If $R$ is a finite ring, then $\exists_{n>m>0}: x^n=x^m$ for all $x\in R$

Question

I need some help for the following proof:

If $R$ is a finite ring, then $\exists_{n>m>0}: x^n=x^m$ for all $x\in R$.

I feel there's one or more little tricks to use to see how you get to this equation. So far I've noticed that $R$ is finite, so $R^*$, the group of units, is also finite and therefore cyclic and Abelian.

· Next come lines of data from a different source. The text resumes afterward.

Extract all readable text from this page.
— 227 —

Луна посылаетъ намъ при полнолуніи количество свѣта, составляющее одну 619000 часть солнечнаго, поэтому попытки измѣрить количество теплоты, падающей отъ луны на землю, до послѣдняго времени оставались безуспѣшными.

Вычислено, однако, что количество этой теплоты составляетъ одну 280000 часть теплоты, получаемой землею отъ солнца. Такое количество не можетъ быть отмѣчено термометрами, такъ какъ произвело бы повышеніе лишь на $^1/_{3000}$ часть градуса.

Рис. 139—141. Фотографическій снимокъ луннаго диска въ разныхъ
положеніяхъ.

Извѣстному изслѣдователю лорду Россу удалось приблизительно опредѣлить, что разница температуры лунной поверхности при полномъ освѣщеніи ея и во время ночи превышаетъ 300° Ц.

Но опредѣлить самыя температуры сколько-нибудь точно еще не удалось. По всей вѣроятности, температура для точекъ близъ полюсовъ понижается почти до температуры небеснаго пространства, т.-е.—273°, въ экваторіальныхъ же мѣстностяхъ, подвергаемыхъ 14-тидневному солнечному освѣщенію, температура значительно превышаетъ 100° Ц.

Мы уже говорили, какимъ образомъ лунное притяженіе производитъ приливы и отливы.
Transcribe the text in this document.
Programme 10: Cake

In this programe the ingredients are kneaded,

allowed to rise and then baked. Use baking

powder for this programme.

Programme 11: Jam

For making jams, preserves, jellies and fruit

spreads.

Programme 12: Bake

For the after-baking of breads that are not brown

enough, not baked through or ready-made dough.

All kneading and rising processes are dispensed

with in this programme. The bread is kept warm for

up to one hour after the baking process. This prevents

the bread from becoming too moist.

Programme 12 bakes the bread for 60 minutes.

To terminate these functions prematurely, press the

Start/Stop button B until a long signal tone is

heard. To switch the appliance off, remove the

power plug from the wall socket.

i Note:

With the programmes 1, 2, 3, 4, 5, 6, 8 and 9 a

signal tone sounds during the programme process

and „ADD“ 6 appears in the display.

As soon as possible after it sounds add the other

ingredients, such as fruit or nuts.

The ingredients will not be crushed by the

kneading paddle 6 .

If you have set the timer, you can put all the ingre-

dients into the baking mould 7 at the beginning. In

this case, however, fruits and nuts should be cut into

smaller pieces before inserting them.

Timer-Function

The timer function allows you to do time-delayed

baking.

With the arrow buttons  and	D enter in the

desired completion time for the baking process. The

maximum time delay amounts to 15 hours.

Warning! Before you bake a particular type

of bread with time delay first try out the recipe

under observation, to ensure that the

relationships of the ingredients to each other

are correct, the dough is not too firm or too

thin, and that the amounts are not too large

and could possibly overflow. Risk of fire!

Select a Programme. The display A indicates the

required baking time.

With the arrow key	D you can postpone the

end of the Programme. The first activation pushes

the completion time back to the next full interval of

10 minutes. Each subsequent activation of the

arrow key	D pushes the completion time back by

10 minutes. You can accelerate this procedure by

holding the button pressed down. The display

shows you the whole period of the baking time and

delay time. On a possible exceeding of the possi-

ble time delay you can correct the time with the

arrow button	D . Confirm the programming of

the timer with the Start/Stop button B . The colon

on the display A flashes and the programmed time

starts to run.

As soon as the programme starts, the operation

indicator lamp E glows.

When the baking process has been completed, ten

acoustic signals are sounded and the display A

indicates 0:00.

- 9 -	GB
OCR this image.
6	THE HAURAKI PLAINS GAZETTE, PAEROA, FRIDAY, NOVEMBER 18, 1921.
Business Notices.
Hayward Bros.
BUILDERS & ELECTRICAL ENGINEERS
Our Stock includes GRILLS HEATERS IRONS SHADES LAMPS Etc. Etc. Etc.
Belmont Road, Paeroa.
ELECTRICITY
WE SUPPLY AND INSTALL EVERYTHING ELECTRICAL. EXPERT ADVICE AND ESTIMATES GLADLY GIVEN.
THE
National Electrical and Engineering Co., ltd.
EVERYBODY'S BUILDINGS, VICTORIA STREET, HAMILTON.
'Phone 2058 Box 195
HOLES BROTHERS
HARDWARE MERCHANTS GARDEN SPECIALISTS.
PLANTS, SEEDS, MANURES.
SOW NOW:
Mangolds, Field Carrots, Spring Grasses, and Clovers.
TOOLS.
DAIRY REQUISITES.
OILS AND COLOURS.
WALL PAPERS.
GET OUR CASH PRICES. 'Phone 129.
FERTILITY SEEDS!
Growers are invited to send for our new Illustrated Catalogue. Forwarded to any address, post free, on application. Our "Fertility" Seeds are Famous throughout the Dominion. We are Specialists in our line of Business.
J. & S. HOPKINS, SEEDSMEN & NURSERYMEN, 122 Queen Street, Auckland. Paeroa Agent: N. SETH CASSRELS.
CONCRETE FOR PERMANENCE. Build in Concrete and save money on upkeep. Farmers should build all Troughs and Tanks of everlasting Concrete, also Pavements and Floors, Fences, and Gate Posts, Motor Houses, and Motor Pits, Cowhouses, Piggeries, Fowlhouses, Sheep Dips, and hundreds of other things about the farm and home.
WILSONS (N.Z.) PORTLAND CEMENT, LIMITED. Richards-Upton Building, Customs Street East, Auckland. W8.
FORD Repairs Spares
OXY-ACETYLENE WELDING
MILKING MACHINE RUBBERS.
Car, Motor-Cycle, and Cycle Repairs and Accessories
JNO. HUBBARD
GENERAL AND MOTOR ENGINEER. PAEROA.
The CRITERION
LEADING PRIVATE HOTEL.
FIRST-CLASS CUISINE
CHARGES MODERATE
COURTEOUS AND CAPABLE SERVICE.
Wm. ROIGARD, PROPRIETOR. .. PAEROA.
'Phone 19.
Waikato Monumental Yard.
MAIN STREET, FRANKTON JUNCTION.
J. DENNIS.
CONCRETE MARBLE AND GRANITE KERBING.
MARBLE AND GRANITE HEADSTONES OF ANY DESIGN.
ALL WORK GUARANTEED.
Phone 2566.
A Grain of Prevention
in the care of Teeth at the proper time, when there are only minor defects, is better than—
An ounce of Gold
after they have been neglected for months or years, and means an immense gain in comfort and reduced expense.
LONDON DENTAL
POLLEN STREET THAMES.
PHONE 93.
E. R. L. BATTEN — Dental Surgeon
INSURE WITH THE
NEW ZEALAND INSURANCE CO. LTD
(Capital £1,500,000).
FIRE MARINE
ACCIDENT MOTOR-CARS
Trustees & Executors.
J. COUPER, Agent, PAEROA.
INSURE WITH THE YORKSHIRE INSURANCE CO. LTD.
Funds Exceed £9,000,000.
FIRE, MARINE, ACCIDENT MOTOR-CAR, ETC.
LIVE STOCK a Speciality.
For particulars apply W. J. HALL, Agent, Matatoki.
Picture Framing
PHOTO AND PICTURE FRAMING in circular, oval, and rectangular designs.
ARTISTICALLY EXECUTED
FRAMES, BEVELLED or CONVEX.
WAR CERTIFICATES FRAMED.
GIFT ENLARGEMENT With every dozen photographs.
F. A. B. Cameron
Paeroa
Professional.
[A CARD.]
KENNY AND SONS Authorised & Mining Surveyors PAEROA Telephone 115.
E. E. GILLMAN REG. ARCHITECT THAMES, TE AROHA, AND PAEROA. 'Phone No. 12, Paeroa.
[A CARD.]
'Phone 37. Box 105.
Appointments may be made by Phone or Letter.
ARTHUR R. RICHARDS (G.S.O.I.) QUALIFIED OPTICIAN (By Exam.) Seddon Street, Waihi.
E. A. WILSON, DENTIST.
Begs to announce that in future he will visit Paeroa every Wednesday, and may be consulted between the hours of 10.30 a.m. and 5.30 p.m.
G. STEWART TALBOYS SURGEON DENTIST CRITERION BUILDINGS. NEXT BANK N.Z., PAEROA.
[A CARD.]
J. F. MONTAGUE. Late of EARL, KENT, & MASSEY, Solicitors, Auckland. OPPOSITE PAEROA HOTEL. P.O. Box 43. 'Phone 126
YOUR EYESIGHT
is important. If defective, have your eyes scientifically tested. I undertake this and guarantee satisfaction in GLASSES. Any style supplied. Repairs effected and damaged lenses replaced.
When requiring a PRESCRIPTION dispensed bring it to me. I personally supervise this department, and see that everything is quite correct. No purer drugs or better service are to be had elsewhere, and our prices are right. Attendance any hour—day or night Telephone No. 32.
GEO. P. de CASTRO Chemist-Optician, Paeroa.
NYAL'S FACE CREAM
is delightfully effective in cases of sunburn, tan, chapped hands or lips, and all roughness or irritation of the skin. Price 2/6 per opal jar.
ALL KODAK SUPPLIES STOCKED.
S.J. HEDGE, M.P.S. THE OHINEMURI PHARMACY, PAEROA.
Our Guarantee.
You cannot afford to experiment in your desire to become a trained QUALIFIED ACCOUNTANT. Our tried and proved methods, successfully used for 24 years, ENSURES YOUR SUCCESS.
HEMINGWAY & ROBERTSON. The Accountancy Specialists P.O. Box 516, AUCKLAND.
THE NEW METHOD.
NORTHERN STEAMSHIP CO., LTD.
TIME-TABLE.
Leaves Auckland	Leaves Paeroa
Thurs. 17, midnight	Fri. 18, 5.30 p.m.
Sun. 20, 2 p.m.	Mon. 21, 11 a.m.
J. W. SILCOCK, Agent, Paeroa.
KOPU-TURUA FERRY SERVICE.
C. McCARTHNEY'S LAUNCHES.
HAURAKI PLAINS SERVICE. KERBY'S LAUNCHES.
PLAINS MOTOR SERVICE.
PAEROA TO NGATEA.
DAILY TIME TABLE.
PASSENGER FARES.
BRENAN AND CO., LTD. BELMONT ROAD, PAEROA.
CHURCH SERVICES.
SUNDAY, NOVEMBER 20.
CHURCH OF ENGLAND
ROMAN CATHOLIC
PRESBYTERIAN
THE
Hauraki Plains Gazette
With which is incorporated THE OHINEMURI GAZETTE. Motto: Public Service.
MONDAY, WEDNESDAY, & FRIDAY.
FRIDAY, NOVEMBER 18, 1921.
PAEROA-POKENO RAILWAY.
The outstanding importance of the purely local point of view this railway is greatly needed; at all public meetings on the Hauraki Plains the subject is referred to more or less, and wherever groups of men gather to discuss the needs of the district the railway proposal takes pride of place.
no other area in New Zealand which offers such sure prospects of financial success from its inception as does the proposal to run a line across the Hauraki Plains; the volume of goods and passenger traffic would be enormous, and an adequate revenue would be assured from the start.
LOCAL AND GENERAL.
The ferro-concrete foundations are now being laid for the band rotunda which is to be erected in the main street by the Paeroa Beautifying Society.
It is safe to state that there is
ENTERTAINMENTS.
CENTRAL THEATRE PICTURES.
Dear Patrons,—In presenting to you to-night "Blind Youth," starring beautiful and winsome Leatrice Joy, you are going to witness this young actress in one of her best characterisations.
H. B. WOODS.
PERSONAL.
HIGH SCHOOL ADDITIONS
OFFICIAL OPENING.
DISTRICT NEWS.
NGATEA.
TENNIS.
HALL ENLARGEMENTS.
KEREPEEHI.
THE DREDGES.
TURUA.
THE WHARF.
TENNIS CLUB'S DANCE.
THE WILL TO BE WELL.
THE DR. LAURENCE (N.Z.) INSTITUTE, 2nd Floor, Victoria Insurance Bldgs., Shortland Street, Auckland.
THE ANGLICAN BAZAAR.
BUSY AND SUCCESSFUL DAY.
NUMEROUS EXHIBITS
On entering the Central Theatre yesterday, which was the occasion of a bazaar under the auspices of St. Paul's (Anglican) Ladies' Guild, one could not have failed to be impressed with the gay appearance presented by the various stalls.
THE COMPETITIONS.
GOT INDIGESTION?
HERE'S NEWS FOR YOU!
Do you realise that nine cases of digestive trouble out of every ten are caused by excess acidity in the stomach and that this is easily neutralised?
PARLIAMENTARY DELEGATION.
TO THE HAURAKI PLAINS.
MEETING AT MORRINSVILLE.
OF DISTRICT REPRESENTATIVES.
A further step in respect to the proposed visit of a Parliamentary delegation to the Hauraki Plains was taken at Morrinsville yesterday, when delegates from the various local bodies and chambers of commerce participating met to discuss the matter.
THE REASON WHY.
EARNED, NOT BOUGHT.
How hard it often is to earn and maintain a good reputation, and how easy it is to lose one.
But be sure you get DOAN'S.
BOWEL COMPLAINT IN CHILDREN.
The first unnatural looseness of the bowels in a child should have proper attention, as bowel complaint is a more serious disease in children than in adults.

We can write $R^*=\{1,y,y^2\dots y^{r-1}\}$ for a generator $y$, if $|R|=r$. We see that for all $x\in R^*$ we have $x^r=1$. I thought maybe you could use this equation.

Additionally, we have that any $t\in R^*$ has $ord(t)|r$

However, I'm still getting stuck, to actually put together an equation that holds for all $x\in R$.

Answer 1

For each $k\in \mathbb N$, define the function $$\begin{align}\text{pow}_k:R&\to R,\\x&\mapsto x^k\end{align}$$ There are finitely many possible functions $R\to R$, so in the infinite list $\text{pow}_1,\text{pow}_2,\text{pow}_3,\dots$, there must be a repeat, $\text{pow}_n=\text{pow}_m$. This means $x^n=x^m$ for all $x\in R$.

Answer 2

If $R=\mathbb{Z}/8\mathbb{Z}$, then $R^*=\{\bar1,\bar3, \bar5,\bar7\}.$ Since every element is its own inverse, we have $R^*\ncong \mathbb{Z}/4\mathbb{Z}$.

If $R=Mat_n(\mathbb{F}_q)$, then $R^*=GL_n(\mathbb{F}_{q})$, where $\mathbb{F}_{q}$ is the finite field of $q$ elements.

Therefore, the group of units of a finite ring need not be cyclic nor Abelian if the ring is noncommutative. If $R$ is a finite field, then your statement about the group of units is correct.